Nonetheless, Hicks is already said to have run up considerable legal bills in the process of dealing with the Russia investigation being led by Robert Mueller.

A particular area of interest to investigators is her role in helping the president draft a potentially misleading statement about his son Donald Trump Jr's meeting with Russians in 2016.

And then there is the day-to-day warfare inside the White House, in which John Kelly, the President's Chief of Staff, appears to have the upper hand in dismantling the influence of Trump's family and long-standing confidantes.

This week he forced Jared Kushner, the President's son-in-law and senior adviser, to accept a lower level of clearance, a humiliation for someone entrusted with everything from Middle East peace to improving the efficiency of government. Kushner's security clearance, according to CNN, is now lower than that of the White House calligrapher.

The day before Hicks resigned, Josh Raffel, Kushner's personal spokesman, announced he too was leaving. The forces of 'Jarvanka' - the derisive nickname for Jared and Ivanka's circle - are in retreat.

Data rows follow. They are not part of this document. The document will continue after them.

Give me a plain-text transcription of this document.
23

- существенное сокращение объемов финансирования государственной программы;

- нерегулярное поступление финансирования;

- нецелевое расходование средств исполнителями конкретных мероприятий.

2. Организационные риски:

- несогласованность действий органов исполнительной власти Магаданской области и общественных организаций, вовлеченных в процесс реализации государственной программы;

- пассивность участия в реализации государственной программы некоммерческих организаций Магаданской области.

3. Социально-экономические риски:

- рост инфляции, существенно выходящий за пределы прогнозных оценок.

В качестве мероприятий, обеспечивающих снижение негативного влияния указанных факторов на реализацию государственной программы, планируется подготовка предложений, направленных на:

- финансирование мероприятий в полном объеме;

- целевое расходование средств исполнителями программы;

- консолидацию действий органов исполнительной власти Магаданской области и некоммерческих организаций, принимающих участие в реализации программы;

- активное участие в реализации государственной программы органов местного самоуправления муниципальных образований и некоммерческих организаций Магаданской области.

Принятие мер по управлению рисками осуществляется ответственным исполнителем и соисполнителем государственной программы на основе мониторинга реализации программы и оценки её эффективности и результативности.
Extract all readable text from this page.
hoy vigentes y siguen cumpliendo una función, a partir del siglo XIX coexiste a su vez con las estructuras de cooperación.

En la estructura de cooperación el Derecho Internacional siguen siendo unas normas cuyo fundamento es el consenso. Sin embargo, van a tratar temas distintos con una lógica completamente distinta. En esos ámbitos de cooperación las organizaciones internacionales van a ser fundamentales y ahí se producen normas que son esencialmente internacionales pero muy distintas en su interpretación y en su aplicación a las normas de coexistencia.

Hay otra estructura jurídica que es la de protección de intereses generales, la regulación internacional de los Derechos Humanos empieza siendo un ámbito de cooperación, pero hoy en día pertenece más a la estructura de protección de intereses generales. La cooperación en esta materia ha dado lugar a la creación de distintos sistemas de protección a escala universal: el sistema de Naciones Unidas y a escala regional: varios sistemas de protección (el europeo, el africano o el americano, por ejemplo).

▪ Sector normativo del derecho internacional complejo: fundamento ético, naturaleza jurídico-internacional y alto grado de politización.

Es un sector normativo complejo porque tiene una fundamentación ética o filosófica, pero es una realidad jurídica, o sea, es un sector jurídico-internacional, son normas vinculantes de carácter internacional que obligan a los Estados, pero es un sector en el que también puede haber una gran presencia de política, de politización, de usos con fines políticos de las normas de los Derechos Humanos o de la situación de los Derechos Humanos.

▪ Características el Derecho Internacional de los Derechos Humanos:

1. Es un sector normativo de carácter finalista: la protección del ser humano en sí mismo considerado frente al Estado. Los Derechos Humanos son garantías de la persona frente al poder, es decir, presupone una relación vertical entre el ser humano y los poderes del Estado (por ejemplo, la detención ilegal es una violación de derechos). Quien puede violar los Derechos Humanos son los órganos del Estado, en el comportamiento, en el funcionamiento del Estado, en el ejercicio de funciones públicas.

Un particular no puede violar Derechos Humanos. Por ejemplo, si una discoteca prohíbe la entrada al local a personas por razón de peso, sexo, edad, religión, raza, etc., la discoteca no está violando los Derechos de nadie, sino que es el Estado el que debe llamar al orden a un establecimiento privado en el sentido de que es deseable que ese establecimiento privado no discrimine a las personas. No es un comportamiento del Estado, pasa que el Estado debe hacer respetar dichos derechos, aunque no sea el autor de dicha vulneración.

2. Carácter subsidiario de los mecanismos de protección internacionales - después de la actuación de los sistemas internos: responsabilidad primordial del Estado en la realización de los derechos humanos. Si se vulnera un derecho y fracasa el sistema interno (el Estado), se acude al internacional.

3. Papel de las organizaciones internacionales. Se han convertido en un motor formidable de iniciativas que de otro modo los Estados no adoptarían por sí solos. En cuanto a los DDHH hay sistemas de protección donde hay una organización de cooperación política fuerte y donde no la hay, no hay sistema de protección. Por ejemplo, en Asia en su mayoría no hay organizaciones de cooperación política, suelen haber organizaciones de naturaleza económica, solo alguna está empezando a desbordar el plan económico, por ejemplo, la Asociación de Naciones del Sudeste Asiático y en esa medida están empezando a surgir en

If Hicks feels burnt out, few could blame her. After she announced her departure, the President issued an unusually warm statement: "Hope is outstanding and has done great work for the last three years. She is as smart and thoughtful as they come, a truly great person. I will miss having her by my side, but when she approached me about pursuing other opportunities, I understood. I'm sure we'll work together again."

Ivanka tweeted: "Hope Hicks is loved and admired by all who know her. It's with a heavy heart, but tremendous gratitude, that I wish her well in her next steps."

Even John Kelly mustered a compliment: "When I became Chief of Staff, I realised what so many have learned about Hope - she is strategic, poised and wise beyond her years."

If the examples of previous Trump allies are anything to go by, Hicks will never travel too far from the man who brought her to Washington.

While people come and go from their official jobs with Trump, he tends to keep them on speed-dial, and the relationships recover. He speaks regularly to Reince Priebus, his first Chief of Staff, and to Scaramucci, his disgraced former communications director. And Hicks has never had a major falling-out.

After a holiday and some time back home in Greenwich, Hicks will have her pick of opportunities. Television would love to have her. PR firms and lobbyists will be tripping over themselves to hire her. If she wanted to put aside her reticence and write a book, publishers would snap it up. She can settle those Mueller legal bills with one contract.

Once that's taken care of, there's Trump's re-election campaign in 2020. It's hard to imagine Trump back on the road without her.